If you're going to have a few regions basically having total dominion over who controls the country, why would the other state want to remain in such a union? The reason for the way things are set up is that different regions in the US had to be convinced to join the union in the first place. The farmers were concerned that the cities would have all the power. Start stripping away stuff intended to prevent a couple geographical areas from totally dominating the discussion and you will end up getting a couple geographical areas from totally dominating the discussion. That might work for a bit, but you could very well see it eventually causes a revolt and the end of the union since there's no point being involved with a thing like that.

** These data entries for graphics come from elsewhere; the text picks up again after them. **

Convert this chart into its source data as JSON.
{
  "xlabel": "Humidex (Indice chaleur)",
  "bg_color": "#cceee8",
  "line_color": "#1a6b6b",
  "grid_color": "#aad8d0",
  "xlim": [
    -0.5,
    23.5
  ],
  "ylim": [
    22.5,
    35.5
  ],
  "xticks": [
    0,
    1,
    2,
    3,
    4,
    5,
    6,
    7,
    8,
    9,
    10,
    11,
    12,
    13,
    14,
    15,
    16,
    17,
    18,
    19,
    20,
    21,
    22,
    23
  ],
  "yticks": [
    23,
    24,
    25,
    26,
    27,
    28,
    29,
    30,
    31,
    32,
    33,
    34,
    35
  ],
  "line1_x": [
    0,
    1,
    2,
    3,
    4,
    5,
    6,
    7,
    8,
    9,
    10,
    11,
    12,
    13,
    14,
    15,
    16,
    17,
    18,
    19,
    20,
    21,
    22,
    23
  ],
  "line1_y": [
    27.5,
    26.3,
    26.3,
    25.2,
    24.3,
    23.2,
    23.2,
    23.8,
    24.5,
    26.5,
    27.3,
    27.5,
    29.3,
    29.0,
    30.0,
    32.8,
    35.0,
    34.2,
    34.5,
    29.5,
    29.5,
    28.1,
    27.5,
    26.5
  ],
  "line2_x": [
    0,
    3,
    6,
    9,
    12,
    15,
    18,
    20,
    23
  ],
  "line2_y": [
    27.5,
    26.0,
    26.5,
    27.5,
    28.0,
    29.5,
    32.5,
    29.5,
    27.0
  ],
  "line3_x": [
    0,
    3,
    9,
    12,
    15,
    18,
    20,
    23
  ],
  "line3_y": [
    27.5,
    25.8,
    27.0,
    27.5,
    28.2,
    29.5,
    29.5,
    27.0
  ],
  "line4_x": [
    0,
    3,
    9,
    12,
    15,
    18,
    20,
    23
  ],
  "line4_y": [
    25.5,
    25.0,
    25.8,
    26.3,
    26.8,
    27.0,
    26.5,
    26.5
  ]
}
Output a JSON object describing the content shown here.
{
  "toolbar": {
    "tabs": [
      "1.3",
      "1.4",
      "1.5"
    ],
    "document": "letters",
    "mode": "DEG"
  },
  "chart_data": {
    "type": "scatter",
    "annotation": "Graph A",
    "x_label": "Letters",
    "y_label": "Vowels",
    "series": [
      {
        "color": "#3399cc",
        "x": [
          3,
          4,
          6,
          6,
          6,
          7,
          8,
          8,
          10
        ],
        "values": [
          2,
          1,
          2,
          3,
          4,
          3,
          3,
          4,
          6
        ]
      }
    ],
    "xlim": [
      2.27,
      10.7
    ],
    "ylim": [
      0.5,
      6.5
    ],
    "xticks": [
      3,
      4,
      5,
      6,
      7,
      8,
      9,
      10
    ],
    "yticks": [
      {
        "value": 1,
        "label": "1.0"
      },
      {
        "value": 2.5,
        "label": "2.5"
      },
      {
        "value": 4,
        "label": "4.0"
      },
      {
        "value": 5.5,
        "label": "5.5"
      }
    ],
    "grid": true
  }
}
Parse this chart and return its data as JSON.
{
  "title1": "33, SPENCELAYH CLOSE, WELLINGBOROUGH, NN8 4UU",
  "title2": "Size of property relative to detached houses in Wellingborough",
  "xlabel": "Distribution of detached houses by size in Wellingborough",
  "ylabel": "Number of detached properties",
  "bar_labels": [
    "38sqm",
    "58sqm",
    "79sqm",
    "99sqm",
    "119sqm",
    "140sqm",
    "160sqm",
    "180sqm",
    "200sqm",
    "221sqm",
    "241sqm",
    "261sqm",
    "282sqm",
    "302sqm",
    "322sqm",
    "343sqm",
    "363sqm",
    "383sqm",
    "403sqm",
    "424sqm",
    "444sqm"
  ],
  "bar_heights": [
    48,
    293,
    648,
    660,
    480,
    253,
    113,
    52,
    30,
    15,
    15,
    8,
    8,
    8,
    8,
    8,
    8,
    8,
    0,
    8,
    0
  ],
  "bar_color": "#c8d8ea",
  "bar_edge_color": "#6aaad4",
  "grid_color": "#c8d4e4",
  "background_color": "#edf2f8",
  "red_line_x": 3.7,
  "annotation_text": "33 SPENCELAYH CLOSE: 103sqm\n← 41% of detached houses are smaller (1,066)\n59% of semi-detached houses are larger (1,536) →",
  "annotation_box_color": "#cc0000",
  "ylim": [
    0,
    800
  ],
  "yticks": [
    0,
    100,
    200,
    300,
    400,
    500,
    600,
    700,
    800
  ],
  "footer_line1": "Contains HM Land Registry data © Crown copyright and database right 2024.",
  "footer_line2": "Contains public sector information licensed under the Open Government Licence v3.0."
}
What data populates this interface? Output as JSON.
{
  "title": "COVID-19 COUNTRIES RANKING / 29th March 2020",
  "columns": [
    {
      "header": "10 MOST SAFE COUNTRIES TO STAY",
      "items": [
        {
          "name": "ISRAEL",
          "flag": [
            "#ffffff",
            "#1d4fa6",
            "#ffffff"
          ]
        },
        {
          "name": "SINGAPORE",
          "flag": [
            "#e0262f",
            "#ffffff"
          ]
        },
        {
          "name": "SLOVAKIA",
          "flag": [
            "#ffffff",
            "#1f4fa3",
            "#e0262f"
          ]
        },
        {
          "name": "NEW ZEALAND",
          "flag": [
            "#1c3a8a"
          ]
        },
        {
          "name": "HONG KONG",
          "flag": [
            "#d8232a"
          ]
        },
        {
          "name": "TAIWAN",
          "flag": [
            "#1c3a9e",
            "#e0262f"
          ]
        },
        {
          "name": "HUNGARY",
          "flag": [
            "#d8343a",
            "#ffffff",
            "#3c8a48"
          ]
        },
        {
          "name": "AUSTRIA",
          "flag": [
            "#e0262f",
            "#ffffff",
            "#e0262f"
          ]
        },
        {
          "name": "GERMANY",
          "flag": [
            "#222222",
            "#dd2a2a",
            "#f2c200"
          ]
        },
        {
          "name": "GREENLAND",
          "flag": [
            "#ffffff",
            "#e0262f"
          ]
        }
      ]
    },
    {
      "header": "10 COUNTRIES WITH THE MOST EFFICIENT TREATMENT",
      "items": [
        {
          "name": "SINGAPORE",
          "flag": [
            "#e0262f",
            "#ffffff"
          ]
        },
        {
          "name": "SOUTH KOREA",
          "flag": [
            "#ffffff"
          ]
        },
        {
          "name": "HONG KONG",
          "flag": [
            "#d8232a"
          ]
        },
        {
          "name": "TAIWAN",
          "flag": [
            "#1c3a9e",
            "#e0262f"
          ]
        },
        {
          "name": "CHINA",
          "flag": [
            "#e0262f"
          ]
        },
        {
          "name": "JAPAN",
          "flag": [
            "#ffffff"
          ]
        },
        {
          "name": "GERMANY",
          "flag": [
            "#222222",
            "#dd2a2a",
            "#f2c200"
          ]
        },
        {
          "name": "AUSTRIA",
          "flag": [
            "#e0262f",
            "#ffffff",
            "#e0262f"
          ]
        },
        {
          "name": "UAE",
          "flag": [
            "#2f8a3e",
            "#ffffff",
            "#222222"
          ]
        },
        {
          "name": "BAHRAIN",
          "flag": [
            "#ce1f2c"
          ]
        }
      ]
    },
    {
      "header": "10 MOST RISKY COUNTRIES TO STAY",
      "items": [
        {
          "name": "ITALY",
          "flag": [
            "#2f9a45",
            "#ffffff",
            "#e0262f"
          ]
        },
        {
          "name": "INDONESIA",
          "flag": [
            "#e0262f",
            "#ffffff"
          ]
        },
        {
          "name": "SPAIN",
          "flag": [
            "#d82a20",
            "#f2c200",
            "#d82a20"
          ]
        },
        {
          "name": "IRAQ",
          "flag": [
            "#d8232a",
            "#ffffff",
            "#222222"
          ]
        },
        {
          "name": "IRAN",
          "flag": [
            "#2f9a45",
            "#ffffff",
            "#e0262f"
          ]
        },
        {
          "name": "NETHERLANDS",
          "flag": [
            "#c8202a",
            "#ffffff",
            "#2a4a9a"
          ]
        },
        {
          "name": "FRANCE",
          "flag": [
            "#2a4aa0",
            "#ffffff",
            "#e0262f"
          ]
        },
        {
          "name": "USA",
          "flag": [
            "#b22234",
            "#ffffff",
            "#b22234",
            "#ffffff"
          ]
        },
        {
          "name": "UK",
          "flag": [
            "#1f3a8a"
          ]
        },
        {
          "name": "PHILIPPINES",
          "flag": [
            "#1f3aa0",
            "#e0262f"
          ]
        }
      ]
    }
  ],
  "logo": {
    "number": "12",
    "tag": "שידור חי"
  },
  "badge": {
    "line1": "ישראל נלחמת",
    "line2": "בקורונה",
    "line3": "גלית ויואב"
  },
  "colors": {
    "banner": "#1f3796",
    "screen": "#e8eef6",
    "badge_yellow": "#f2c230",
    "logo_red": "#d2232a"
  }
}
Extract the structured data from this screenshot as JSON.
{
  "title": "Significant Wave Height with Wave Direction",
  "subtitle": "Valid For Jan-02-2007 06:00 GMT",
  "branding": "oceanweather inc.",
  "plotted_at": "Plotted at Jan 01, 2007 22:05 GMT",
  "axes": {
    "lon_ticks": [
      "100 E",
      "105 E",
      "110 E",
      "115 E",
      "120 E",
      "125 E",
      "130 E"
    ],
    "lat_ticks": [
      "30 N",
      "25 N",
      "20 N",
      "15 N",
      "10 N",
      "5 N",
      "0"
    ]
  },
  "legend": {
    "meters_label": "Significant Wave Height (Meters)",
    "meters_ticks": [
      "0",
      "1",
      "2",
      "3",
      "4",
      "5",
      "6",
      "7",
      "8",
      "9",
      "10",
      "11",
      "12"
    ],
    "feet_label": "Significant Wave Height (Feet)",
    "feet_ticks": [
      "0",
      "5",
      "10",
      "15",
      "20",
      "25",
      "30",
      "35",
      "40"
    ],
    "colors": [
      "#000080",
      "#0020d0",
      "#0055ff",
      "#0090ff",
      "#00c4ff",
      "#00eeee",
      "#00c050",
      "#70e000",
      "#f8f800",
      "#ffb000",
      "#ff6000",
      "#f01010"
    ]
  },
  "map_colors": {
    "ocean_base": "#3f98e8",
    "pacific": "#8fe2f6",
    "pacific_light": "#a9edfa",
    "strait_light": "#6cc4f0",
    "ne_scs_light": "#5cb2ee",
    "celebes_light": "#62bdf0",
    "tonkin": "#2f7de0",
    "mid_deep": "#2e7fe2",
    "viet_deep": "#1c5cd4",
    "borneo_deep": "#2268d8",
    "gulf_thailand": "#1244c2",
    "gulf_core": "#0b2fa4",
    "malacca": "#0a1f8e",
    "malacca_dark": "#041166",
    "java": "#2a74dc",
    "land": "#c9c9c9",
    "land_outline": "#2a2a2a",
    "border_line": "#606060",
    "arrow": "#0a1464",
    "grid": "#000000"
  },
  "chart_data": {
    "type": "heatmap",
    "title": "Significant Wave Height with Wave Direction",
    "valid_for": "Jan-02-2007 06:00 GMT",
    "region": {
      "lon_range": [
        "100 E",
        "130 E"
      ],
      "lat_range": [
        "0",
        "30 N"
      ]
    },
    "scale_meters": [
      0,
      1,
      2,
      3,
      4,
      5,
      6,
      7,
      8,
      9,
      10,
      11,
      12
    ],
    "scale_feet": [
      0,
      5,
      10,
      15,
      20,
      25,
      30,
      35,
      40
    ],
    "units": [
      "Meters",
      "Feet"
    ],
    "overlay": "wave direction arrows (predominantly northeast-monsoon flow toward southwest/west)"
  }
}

The President is not the representative of the 10 largest cities in America, they're a representative of all of America. With the current system, a presidential candidate needs to convince people from all around the country that they're the person to be president. With a pure equal voting system, presidential candidates would never spend any time at all in most states, and wouldn't have anything in their campaign to help most states.
All Republicans have to do is propose policies that actually appeal to the masses and they too can win democratically rather than through gerrymandering and electoral shenanigans
Combined those might round up to 4% of the population of the United States. Explain again how they'll control the outcome of a popular election?
Implicit in your argument is the self-evidently fair notion that the country should not be controlled by a minority ... except that is precisely what the Electoral College allows and what the popular vote makes impossible. Under the EC, the president is effectively decided only by voters in a dozen or so swing states (which exact states are in play varies by year but the number is pretty consistent). Candidates literally don't even campaign for votes in the other ~38 states, just sometimes making brief fundraising stops.
The founding fathers cobbled together a stop-gap system that placated the oh-so-varied interests of different groups of privileged white men. It wasn't fair then and it has no moral justification in the present day. It's an affront to the basic principles of self-government now that we've expanded "self" to finally mean all Americans.
So then you agree that it is a terrible idea for our votes to be weighted based on where people live, so that we can avoid things like individual cities swaying the vote?
I think so too. Everybody's vote should be equal, which is why we should have a popular vote instead of the electoral collage.
Should senators not be elected by the popular vote of each state? Should states develop their own state electoral colleges that give votes based on the proportional population of each county?
Let's explore limits. Given 50 states, two of which have population of 165,999,976 people each, and rest 48 states have population of 1, such country with Electoral College will be dictatorship of 26 people.